Llywelyn on Death Bed
with Sons Gruffydd (l.)
and Daffyd (r.)
Sadly, the conflict between the son of Tangwystl and the eventual sons of Joan continued for decades until 1241, when Joan’s son Daffyd sent him once again to be held in the Tower of London, where he died in 1244 (three years after his father’s death) in an escape attempt.

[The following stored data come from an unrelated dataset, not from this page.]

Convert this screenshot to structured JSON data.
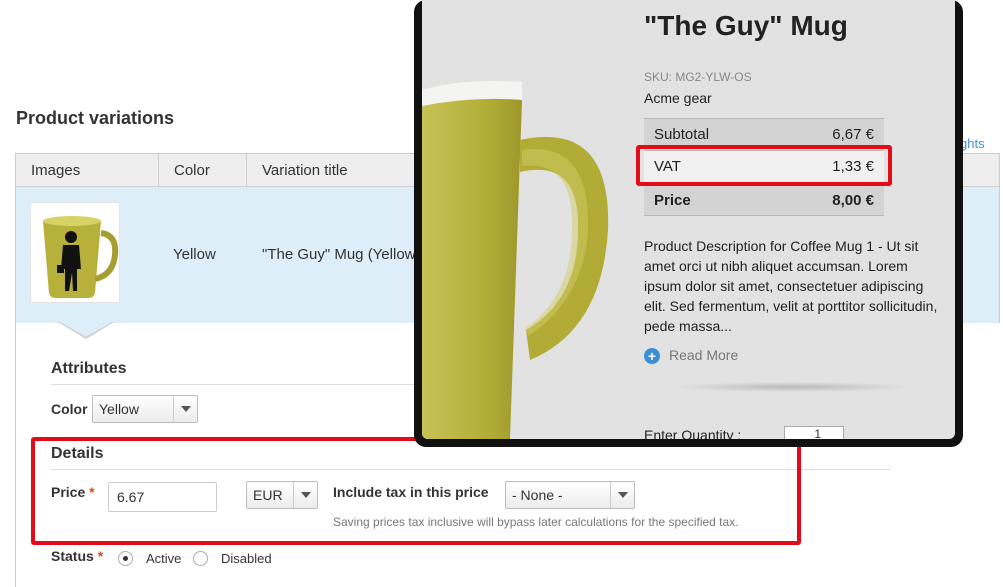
{
  "page": {
    "section_title": "Product variations",
    "right_link_fragment": "ghts"
  },
  "table": {
    "headers": [
      "Images",
      "Color",
      "Variation title"
    ],
    "row": {
      "color": "Yellow",
      "variation_title": "\"The Guy\" Mug (Yellow"
    }
  },
  "attributes": {
    "title": "Attributes",
    "color_label": "Color",
    "color_value": "Yellow"
  },
  "details": {
    "title": "Details",
    "price_label": "Price",
    "required_mark": "*",
    "price_value": "6.67",
    "currency": "EUR",
    "include_tax_label": "Include tax in this price",
    "include_tax_value": "- None -",
    "hint": "Saving prices tax inclusive will bypass later calculations for the specified tax."
  },
  "status": {
    "label": "Status",
    "required_mark": "*",
    "options": [
      {
        "label": "Active",
        "selected": true
      },
      {
        "label": "Disabled",
        "selected": false
      }
    ]
  },
  "popup": {
    "title": "\"The Guy\" Mug",
    "sku": "SKU: MG2-YLW-OS",
    "brand": "Acme gear",
    "prices": [
      {
        "label": "Subtotal",
        "value": "6,67 €"
      },
      {
        "label": "VAT",
        "value": "1,33 €"
      },
      {
        "label": "Price",
        "value": "8,00 €"
      }
    ],
    "description": "Product Description for Coffee Mug 1 - Ut sit amet orci ut nibh aliquet accumsan. Lorem ipsum dolor sit amet, consectetuer adipiscing elit. Sed fermentum, velit at porttitor sollicitudin, pede massa...",
    "read_more": "Read More",
    "quantity_label": "Enter Quantity :",
    "quantity_value": "1"
  },
  "colors": {
    "highlight": "#e30b17",
    "row_selected": "#ddeef8",
    "mug": "#b7b13b",
    "link_blue": "#3b8ed6"
  }
}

But Tangwystl was not the only mistress Llywelyn had, nor was Gruffydd the only illegitimate child.  One never knows how many “natural” children are on one’s family tree until digging in to genealogical research, but my family owes a debt of gratitude to the fact that Llywelyn acknowledged his illegitimate children and made solid arrangements for them. 


13th-Century
Lady
In 1230, the same year that Joan fell from favor and was imprisoned, Llywelyn took another mistress, whose name is lost in the mists of time.  However, as a result of that relationship was born a little girl named Elen, to whom I will refer as Elen the Younger to distinguish her from Llywelyn’s legitimate daughter, Elen the Elder, who was already twenty-four when the younger Elen was born.

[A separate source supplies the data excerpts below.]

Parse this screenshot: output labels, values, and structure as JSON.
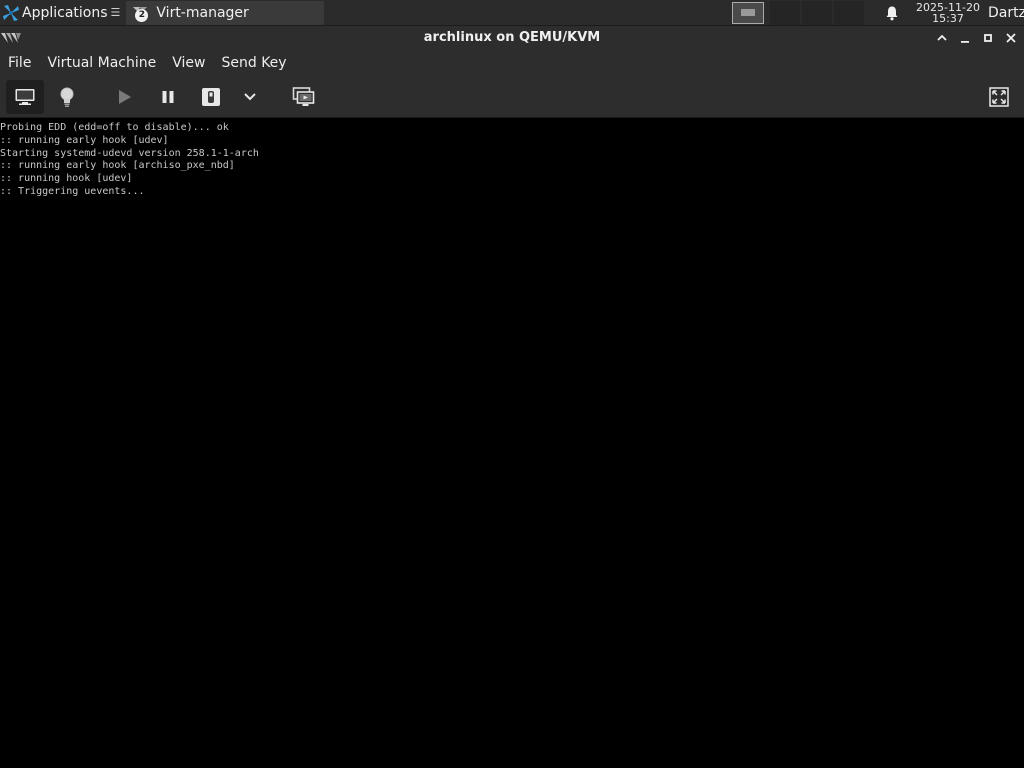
{
  "panel": {
    "applications_label": "Applications",
    "applications_menu_glyph": "☰",
    "task_label": "Virt-manager",
    "task_badge": "2",
    "clock_date": "2025-11-20",
    "clock_time": "15:37",
    "user": "Dartz",
    "icons": [
      "applications-logo-icon",
      "virt-manager-icon",
      "notification-bell-icon"
    ]
  },
  "window": {
    "title": "archlinux on QEMU/KVM",
    "controls": {
      "shade": "⌃",
      "minimize": "–",
      "maximize": "▫",
      "close": "✕"
    }
  },
  "menu": {
    "items": [
      {
        "label": "File"
      },
      {
        "label": "Virtual Machine"
      },
      {
        "label": "View"
      },
      {
        "label": "Send Key"
      }
    ]
  },
  "toolbar": {
    "buttons": [
      {
        "name": "console-view",
        "icon": "monitor-icon",
        "active": true
      },
      {
        "name": "details-view",
        "icon": "lightbulb-icon",
        "active": false
      },
      {
        "name": "run",
        "icon": "play-icon",
        "active": false
      },
      {
        "name": "pause",
        "icon": "pause-icon",
        "active": false
      },
      {
        "name": "shutdown",
        "icon": "power-switch-icon",
        "active": false
      },
      {
        "name": "shutdown-menu",
        "icon": "chevron-down-icon",
        "active": false
      },
      {
        "name": "snapshots",
        "icon": "snapshot-icon",
        "active": false
      },
      {
        "name": "fullscreen",
        "icon": "fullscreen-icon",
        "active": false
      }
    ]
  },
  "console": {
    "lines": [
      "Probing EDD (edd=off to disable)... ok",
      ":: running early hook [udev]",
      "Starting systemd-udevd version 258.1-1-arch",
      ":: running early hook [archiso_pxe_nbd]",
      ":: running hook [udev]",
      ":: Triggering uevents..."
    ]
  },
  "colors": {
    "panel_bg": "#2b2b2b",
    "window_bg": "#2d2d2d",
    "console_bg": "#000000",
    "console_text": "#c8c8c8"
  }
}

Llywelyn’s provision for Elen the Younger was a marriage he arranged for her with a Scottish noble, Máel Colium (Malcolm), 2nd earl of Fife, in the year 1249.  Malcolm, however, died in 1266, and three years later Elen remarried with Donald I, 10th earl of Mar, who held Kildrummy Castle, where the marriage took place.  With Donald, Elen had six children, the fifth of whom was their daughter Isabella Matilda, Lady of Mar, our ancestor, and the first wife of the famous Robert the Bruce, king of Scotland (1274-1329).


Kildrummy Castle, Seat of the Earls of Mar
Isabella Mar and
Walter Stewart
When life gives you lemons, they say, make lemonade.  Perhaps that’s an applicable motto for the illegitimate daughter of Llywelyn.  Conceived while Llywelyn was on the outs with his wife, married into Scotland (a foreign land), and widowed at the age of twenty-six, Elen the Younger held on, becoming the mother of Marjorie Bruce, whose marriage to Walter Stewart, 6th high steward of Scotland, made her the matriarch of the Stewart dynasty.  Not bad for a little girl with few chances in the far-off corner of Wales.

And so it was that Llywelyn the Great, prince of Gwynedd, negotiated the curves of his personal and political lives in a way that helps us to see the follies and fortunes of our ancestor, the man Llywelyn ab Iorwerth.